"La vitalidad de una nación depende del valor que atribuya a toda vida humana"
El Papa León XIV recibe la "Liberty Medal", en conexión con su tierra natal, los Estados Unidos de América. |
En vísperas de
las celebraciones del 250.º aniversario de la Declaración de Independencia de
Estados Unidos, el Sucesor de Pedro recibió la Medalla de la Libertad del
National Constitution Center de Filadelfia.
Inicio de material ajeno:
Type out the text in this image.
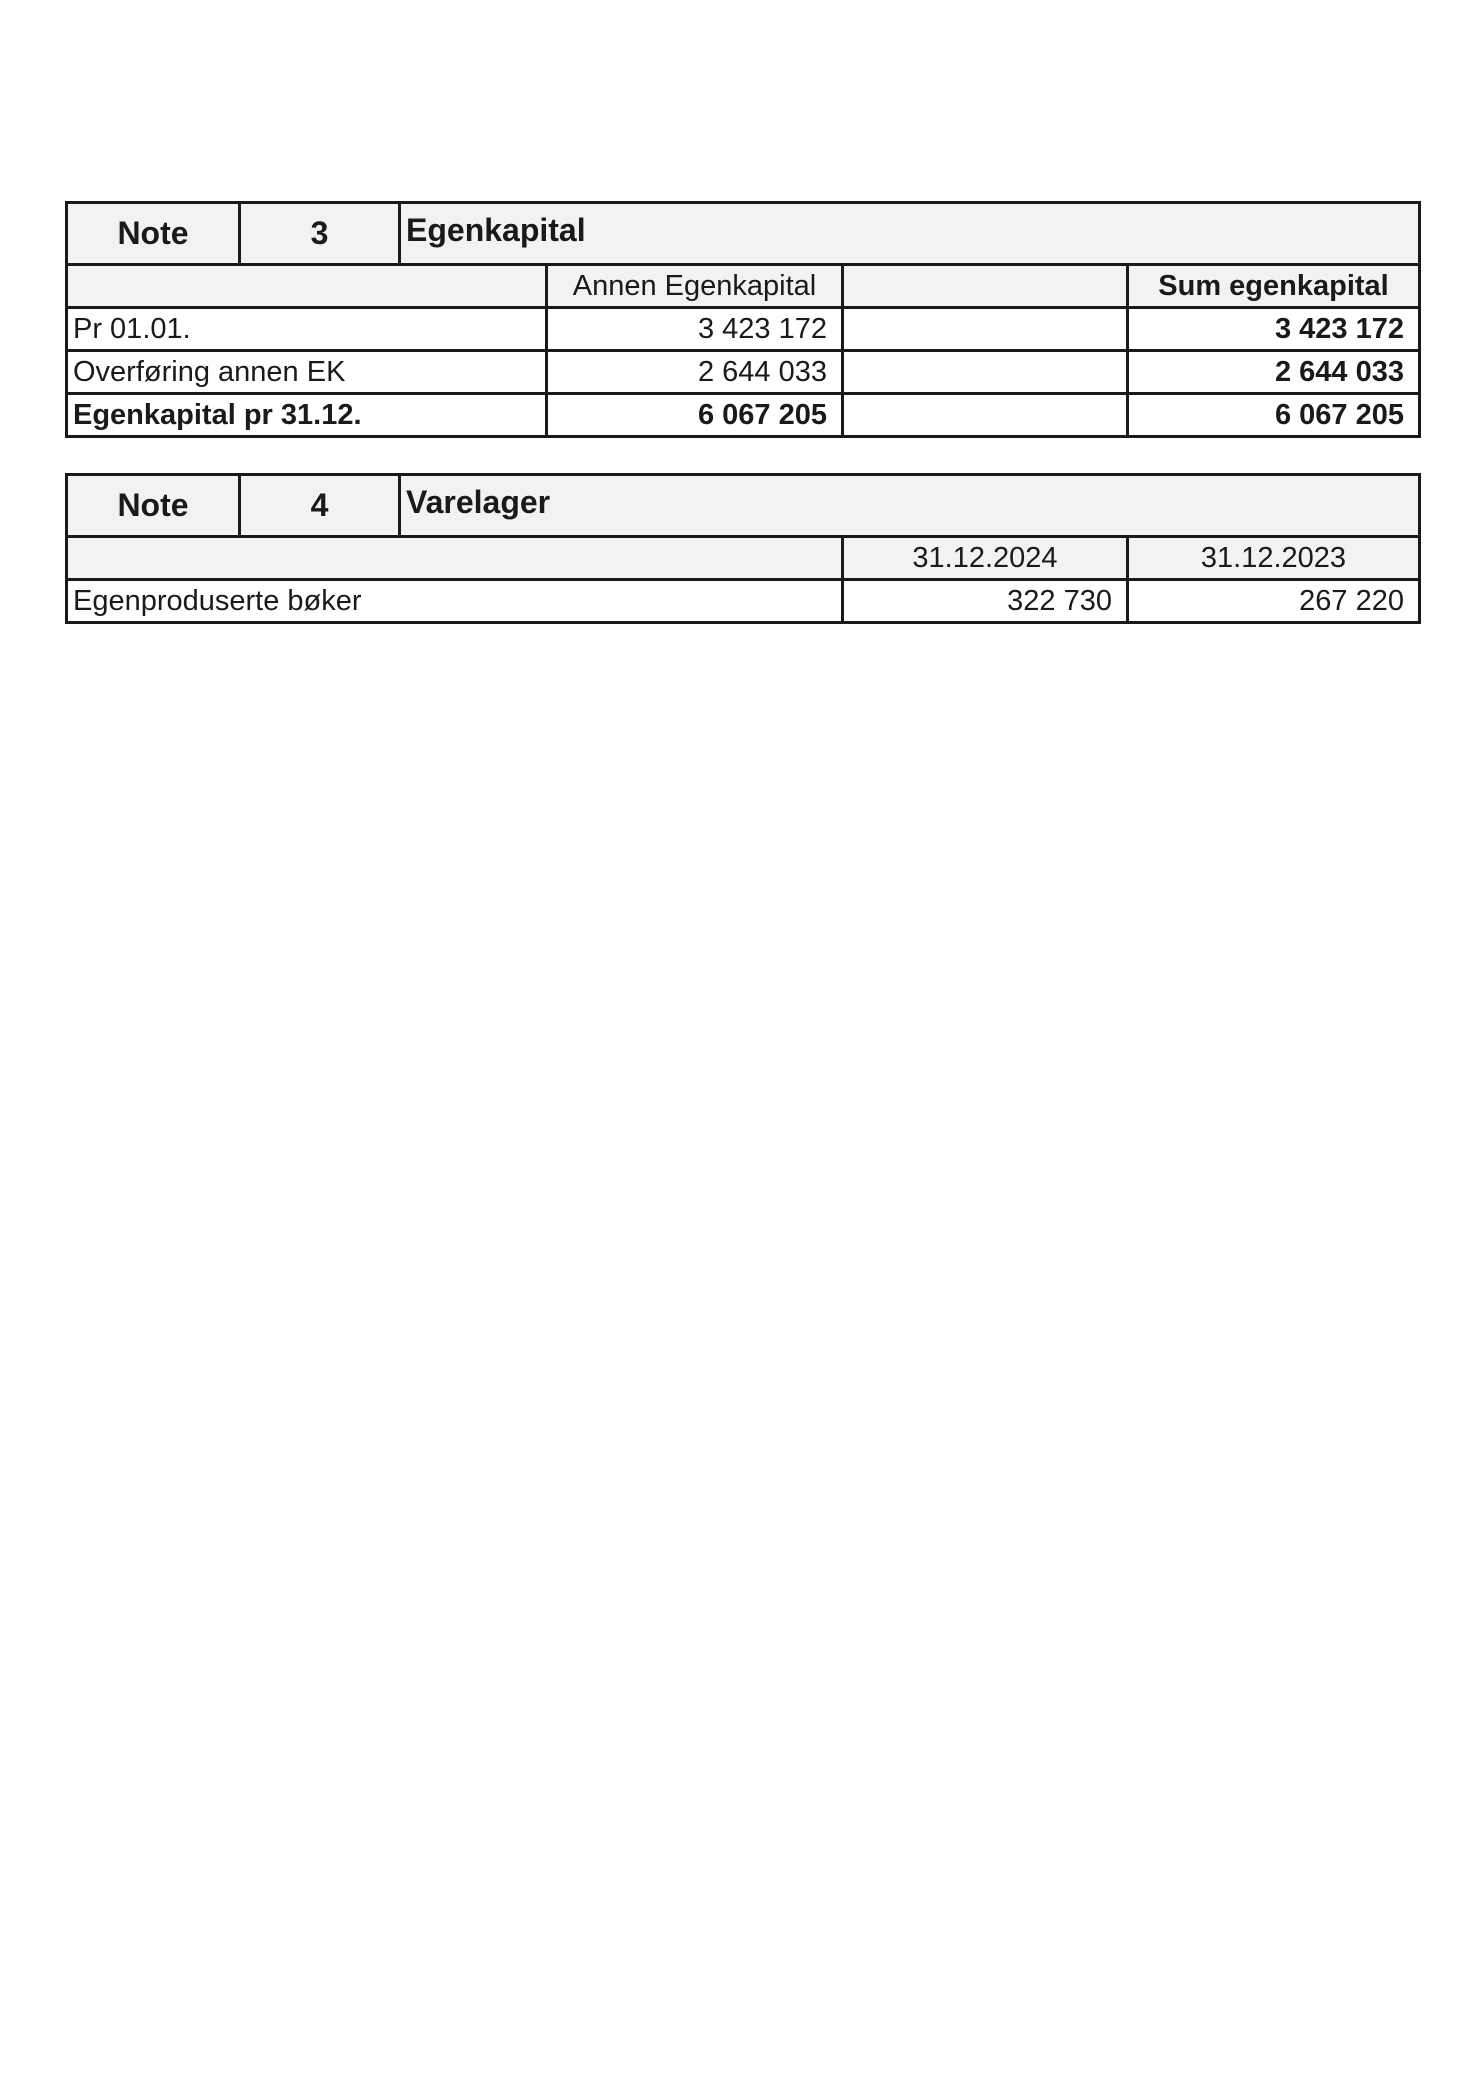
Note	3	Egenkapital
Annen Egenkapital	Sum egenkapital
Pr 01.01.	3 423 172	3 423 172
Overføring annen EK	2 644 033	2 644 033
Egenkapital pr 31.12.	6 067 205	6 067 205
Note	4	Varelager
31.12.2024	31.12.2023
Egenproduserte bøker	322 730	267 220
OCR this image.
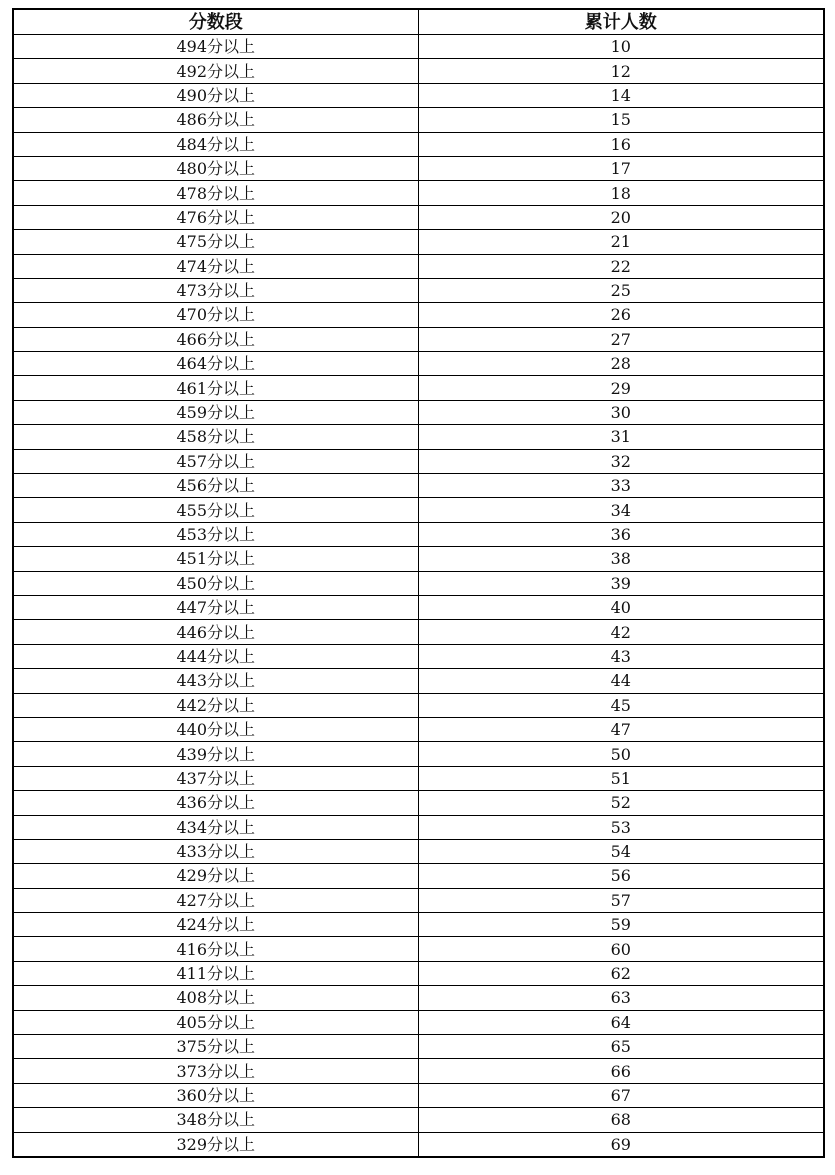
分数段	累计人数
494分以上	10
492分以上	12
490分以上	14
486分以上	15
484分以上	16
480分以上	17
478分以上	18
476分以上	20
475分以上	21
474分以上	22
473分以上	25
470分以上	26
466分以上	27
464分以上	28
461分以上	29
459分以上	30
458分以上	31
457分以上	32
456分以上	33
455分以上	34
453分以上	36
451分以上	38
450分以上	39
447分以上	40
446分以上	42
444分以上	43
443分以上	44
442分以上	45
440分以上	47
439分以上	50
437分以上	51
436分以上	52
434分以上	53
433分以上	54
429分以上	56
427分以上	57
424分以上	59
416分以上	60
411分以上	62
408分以上	63
405分以上	64
375分以上	65
373分以上	66
360分以上	67
348分以上	68
329分以上	69
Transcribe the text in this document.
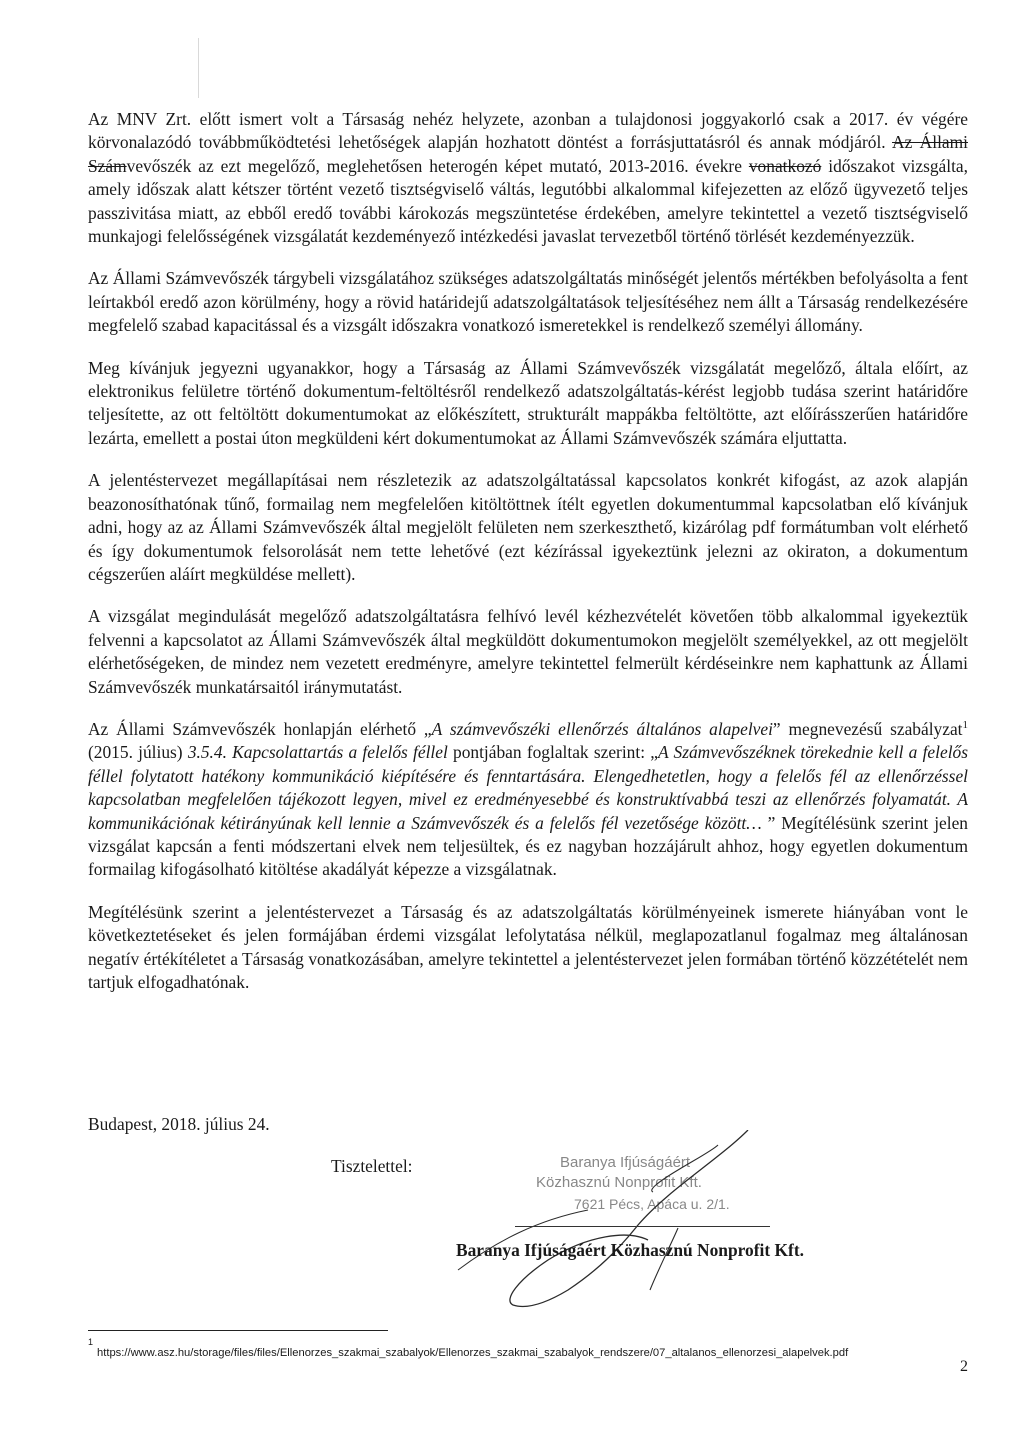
Az MNV Zrt. előtt ismert volt a Társaság nehéz helyzete, azonban a tulajdonosi joggyakorló csak a 2017. év végére körvonalazódó továbbműködtetési lehetőségek alapján hozhatott döntést a forrásjuttatásról és annak módjáról. Az Állami Számvevőszék az ezt megelőző, meglehetősen heterogén képet mutató, 2013-2016. évekre vonatkozó időszakot vizsgálta, amely időszak alatt kétszer történt vezető tisztségviselő váltás, legutóbbi alkalommal kifejezetten az előző ügyvezető teljes passzivitása miatt, az ebből eredő további károkozás megszüntetése érdekében, amelyre tekintettel a vezető tisztségviselő munkajogi felelősségének vizsgálatát kezdeményező intézkedési javaslat tervezetből történő törlését kezdeményezzük.

Az Állami Számvevőszék tárgybeli vizsgálatához szükséges adatszolgáltatás minőségét jelentős mértékben befolyásolta a fent leírtakból eredő azon körülmény, hogy a rövid határidejű adatszolgáltatások teljesítéséhez nem állt a Társaság rendelkezésére megfelelő szabad kapacitással és a vizsgált időszakra vonatkozó ismeretekkel is rendelkező személyi állomány.

Meg kívánjuk jegyezni ugyanakkor, hogy a Társaság az Állami Számvevőszék vizsgálatát megelőző, általa előírt, az elektronikus felületre történő dokumentum-feltöltésről rendelkező adatszolgáltatás-kérést legjobb tudása szerint határidőre teljesítette, az ott feltöltött dokumentumokat az előkészített, strukturált mappákba feltöltötte, azt előírásszerűen határidőre lezárta, emellett a postai úton megküldeni kért dokumentumokat az Állami Számvevőszék számára eljuttatta.

A jelentéstervezet megállapításai nem részletezik az adatszolgáltatással kapcsolatos konkrét kifogást, az azok alapján beazonosíthatónak tűnő, formailag nem megfelelően kitöltöttnek ítélt egyetlen dokumentummal kapcsolatban elő kívánjuk adni, hogy az az Állami Számvevőszék által megjelölt felületen nem szerkeszthető, kizárólag pdf formátumban volt elérhető és így dokumentumok felsorolását nem tette lehetővé (ezt kézírással igyekeztünk jelezni az okiraton, a dokumentum cégszerűen aláírt megküldése mellett).

A vizsgálat megindulását megelőző adatszolgáltatásra felhívó levél kézhezvételét követően több alkalommal igyekeztük felvenni a kapcsolatot az Állami Számvevőszék által megküldött dokumentumokon megjelölt személyekkel, az ott megjelölt elérhetőségeken, de mindez nem vezetett eredményre, amelyre tekintettel felmerült kérdéseinkre nem kaphattunk az Állami Számvevőszék munkatársaitól iránymutatást.

Az Állami Számvevőszék honlapján elérhető „A számvevőszéki ellenőrzés általános alapelvei” megnevezésű szabályzat$^1$ (2015. július) 3.5.4. Kapcsolattartás a felelős féllel pontjában foglaltak szerint: „A Számvevőszéknek törekednie kell a felelős féllel folytatott hatékony kommunikáció kiépítésére és fenntartására. Elengedhetetlen, hogy a felelős fél az ellenőrzéssel kapcsolatban megfelelően tájékozott legyen, mivel ez eredményesebbé és konstruktívabbá teszi az ellenőrzés folyamatát. A kommunikációnak kétirányúnak kell lennie a Számvevőszék és a felelős fél vezetősége között… ” Megítélésünk szerint jelen vizsgálat kapcsán a fenti módszertani elvek nem teljesültek, és ez nagyban hozzájárult ahhoz, hogy egyetlen dokumentum formailag kifogásolható kitöltése akadályát képezze a vizsgálatnak.

Megítélésünk szerint a jelentéstervezet a Társaság és az adatszolgáltatás körülményeinek ismerete hiányában vont le következtetéseket és jelen formájában érdemi vizsgálat lefolytatása nélkül, meglapozatlanul fogalmaz meg általánosan negatív értékítéletet a Társaság vonatkozásában, amelyre tekintettel a jelentéstervezet jelen formában történő közzétételét nem tartjuk elfogadhatónak.

Budapest, 2018. július 24.
Tisztelettel:	Baranya Ifjúságáért
Közhasznú Nonprofit Kft.
7621 Pécs, Apáca u. 2/1.
Baranya Ifjúságáért Közhasznú Nonprofit Kft.
$^1$https://www.asz.hu/storage/files/files/Ellenorzes_szakmai_szabalyok/Ellenorzes_szakmai_szabalyok_rendszere/07_altalanos_ellenorzesi_alapelvek.pdf
2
En un discurso grabado en vídeo y
retransmitido en directo desde el Vaticano, elogió los ideales fundacionales de
Estados Unidos, al tiempo que hizo un llamamiento a la defensa de la dignidad
humana, la libertad religiosa y la unidad nacional.
Durante una
audiencia privada celebrada en abril, una delegación del Centro Nacional de la
Constitución viajó al Vaticano para entregar al Papa la Medalla de la Libertad
2026, en reconocimiento a su labor en la promoción de la libertad religiosa y
la libertad de conciencia y de expresión en todo el mundo -ideales
fundamentales para los fundadores de Estados Unidos, tal y como se recogen en
la Primera Enmienda de la Constitución de Estados Unidos-.
Tres meses más
tarde, en vísperas del 250.º aniversario de la fundación de Estados Unidos,
León XIV aceptó oficialmente la condecoración y pronunció un discurso en el que
reflexionó sobre los valores fundacionales del país, su papel en la actualidad
y lo que este galardón significa para él.
«Como hijo de
esta gran nación, fundada por hombres y mujeres valientes que soñaban con la
libertad y con una vida mejor para ellos y para sus hijos, me uno a ustedes
para pedir la bendición de Dios sobre el futuro de Estados Unidos, para que los
elevados ideales consagrados al comienzo de la Declaración de Independencia
sigan guiando el florecimiento de la nación en la unidad, la justicia y la
paz».
Con estas
palabras, el Obispo de Roma acogió el galardón este viernes 3 de julio de 2026.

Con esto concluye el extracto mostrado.